By CHRIS V PANGANIBAN
DOHA: Newspapers in Qatar can still survive up to 12 more years, but it won’t be that long in the more advanced countries like the US with only five more years and UK and Australia with nine to 10 more years to go as a result of the fast developing Internet.
Dr Jeffrey Cole (pictured), Director of the Center for Digital Future and expert on the use of Internet and broadband technology, made this fearless forecast in his talk on “Surveying the Digital Future: What Everyone Needs To Know About the Internet” at the W Hotel which is sponsored by Northwestern University in Qatar.
Cole now even sees the extinction of the printed news material faster than what he even thought when he told newspaper experts in the US about it 11 years ago that it could still stay up to 30 more years.
“I have told editors before in a big gathering that every time a newspaper reader dies, a new reader will not be replaced,” Cole said.
However Cole said some newspapers like the popular New York Times would survive and become global news brands because, even among teens who did not read newspapers will still patronise online news.
And as more people would crave for the digital news forms, Cole sees the iPad would prevail as a very popular tablet device and he said the advent of such gadget leads to the critical development for newspapers.
“If newspapers would go from paper to online through the tablet, they would win.

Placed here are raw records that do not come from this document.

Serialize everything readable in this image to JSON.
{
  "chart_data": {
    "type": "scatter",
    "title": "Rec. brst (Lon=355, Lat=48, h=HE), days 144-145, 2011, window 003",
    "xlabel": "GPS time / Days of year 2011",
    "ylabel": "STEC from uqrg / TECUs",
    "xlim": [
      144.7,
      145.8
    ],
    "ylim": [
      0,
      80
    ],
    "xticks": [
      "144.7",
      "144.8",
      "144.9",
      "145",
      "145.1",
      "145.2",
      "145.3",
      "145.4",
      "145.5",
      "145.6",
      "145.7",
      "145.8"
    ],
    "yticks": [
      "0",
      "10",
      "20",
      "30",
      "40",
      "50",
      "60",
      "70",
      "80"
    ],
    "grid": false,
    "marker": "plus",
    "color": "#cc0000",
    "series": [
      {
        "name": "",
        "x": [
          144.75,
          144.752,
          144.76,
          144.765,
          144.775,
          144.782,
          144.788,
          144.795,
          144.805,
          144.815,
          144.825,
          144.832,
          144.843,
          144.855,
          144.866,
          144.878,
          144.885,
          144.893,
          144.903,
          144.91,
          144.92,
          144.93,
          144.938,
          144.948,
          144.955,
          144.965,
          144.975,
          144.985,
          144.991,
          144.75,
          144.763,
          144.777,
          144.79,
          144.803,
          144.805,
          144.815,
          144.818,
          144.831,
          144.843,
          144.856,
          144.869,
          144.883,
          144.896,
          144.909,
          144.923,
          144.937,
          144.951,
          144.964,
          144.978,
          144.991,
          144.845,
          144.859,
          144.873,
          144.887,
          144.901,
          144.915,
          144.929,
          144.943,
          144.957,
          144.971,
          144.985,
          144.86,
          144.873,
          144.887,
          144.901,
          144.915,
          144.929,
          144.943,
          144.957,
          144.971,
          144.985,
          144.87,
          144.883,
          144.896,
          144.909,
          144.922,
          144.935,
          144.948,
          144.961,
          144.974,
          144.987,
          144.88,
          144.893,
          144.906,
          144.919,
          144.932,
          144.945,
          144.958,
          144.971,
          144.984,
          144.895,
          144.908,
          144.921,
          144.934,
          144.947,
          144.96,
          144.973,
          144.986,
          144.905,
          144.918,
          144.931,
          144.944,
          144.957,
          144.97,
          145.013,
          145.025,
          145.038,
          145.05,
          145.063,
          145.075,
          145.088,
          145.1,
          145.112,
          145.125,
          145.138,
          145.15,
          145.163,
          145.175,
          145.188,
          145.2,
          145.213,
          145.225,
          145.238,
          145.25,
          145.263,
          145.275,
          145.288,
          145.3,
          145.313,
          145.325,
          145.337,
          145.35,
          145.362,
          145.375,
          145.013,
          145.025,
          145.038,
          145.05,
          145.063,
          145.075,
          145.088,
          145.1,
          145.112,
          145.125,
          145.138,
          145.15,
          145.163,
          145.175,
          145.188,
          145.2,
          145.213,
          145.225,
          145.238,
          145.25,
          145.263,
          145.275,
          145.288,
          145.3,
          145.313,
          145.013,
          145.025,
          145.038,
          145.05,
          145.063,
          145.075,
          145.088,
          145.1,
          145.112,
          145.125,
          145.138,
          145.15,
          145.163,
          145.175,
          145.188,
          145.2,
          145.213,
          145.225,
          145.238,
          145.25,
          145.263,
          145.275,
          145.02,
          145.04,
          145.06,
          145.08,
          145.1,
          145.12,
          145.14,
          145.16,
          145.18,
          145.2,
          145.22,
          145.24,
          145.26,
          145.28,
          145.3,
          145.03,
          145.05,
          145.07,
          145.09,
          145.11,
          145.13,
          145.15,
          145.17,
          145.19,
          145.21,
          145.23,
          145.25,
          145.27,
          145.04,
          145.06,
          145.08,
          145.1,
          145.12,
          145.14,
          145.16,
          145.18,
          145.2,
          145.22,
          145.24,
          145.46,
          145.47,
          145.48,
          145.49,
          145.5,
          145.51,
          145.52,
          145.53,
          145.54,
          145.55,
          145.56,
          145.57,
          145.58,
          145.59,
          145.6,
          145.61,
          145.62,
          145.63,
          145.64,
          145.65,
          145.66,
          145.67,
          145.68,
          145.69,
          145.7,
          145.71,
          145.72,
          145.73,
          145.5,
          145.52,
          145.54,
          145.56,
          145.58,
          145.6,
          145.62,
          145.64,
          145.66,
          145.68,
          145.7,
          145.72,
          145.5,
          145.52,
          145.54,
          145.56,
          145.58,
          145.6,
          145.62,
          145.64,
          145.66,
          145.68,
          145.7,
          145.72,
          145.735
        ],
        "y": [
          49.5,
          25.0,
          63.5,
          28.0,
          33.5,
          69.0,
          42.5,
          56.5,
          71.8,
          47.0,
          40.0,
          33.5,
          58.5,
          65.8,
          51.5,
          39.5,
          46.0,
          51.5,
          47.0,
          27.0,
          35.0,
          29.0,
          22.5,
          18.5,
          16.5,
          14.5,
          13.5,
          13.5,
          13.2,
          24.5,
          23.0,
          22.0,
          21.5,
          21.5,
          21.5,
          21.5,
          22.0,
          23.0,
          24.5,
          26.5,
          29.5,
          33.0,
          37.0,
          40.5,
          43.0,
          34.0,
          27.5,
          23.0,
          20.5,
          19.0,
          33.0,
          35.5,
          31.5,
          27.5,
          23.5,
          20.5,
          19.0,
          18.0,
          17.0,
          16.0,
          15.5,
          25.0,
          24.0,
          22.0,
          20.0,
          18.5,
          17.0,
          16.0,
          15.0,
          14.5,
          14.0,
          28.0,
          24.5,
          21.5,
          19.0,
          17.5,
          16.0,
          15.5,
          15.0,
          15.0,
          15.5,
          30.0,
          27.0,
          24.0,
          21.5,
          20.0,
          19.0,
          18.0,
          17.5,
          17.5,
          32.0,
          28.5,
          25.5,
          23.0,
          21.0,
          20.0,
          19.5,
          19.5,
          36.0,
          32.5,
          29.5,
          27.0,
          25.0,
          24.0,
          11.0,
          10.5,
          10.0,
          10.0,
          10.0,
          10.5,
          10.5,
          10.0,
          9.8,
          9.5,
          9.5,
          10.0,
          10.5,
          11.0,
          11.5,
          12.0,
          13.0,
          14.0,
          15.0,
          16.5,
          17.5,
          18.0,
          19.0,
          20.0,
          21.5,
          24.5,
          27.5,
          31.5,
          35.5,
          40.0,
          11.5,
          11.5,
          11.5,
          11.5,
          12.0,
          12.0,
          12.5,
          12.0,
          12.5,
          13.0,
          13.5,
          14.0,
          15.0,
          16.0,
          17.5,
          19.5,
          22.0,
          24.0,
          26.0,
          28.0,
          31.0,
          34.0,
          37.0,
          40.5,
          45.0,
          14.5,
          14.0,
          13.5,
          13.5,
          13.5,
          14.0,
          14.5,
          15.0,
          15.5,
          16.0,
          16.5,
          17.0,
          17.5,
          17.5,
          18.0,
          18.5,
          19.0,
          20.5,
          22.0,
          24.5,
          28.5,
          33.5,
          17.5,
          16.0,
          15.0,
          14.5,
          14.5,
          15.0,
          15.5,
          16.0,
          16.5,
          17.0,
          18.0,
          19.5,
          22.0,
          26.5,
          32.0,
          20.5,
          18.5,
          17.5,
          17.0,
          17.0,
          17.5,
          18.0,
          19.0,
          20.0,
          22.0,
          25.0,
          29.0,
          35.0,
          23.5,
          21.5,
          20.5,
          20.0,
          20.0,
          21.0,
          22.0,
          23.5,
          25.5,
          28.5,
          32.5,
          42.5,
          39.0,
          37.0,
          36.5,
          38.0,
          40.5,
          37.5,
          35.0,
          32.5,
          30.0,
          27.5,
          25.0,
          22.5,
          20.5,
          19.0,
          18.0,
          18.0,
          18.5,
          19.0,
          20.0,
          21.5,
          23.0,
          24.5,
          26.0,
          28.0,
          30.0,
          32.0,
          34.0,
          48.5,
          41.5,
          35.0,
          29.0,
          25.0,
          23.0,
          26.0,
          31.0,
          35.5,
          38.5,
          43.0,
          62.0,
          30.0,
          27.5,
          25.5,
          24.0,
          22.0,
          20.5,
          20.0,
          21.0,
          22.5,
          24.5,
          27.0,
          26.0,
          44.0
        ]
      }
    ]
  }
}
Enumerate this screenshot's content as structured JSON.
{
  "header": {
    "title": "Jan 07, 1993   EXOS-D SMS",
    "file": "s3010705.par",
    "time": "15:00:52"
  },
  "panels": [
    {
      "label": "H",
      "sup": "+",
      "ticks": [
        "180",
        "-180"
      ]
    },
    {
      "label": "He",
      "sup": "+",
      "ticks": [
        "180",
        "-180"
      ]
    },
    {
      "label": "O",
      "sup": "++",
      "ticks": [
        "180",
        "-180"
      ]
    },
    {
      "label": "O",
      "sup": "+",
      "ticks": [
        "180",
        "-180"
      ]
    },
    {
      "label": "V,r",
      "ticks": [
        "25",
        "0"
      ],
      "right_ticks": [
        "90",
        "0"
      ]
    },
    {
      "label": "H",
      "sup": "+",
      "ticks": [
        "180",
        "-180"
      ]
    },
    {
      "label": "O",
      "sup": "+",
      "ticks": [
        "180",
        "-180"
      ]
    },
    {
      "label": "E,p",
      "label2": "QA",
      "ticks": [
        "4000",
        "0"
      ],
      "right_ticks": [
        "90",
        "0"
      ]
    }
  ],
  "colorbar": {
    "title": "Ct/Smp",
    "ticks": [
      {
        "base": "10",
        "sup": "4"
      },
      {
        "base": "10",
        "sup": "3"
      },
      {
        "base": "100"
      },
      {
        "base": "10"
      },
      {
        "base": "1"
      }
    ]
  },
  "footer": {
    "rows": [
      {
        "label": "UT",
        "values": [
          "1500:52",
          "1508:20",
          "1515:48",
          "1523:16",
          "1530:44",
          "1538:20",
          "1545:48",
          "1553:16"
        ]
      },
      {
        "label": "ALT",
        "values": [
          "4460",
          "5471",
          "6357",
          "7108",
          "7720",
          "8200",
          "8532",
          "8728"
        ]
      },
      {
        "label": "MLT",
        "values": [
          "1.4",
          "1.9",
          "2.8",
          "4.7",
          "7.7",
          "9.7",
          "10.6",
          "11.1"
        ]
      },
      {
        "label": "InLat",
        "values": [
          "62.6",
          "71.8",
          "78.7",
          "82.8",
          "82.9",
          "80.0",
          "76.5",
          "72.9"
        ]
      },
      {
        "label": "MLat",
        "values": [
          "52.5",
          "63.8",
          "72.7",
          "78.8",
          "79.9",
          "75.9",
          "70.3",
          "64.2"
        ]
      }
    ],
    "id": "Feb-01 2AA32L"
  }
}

And they could win more readers if they turn their news materials into interactive,” Cole said.
Newspaper owners, however, need not to worry because consumers would ultimately pay for content of the online version of newspapers and magazines.
“We’re seeing iPads, we think, ultimately replacing the second screen (of the PC),” Dr Cole said. “Newspapers and magazines were never going to prosper on the PC because they’re lean-back (media). “I think (the iPad) is the most exciting development in the last 100 years for newspapers,” he said. “It becomes a really viable medium.”
While newspaper could be already threatened by the digital age, Cole still found TV to survive. “TV is an exception because it’s our constant companion.”
He said that TV can survive because of the new technology when the contents can be accessed to the mobile devices, more and more people would prefer to watch news updates even in small screens.
“TV is moving out of the home nowadays,” he said as he noted there are even more people exposed to the TV in present times.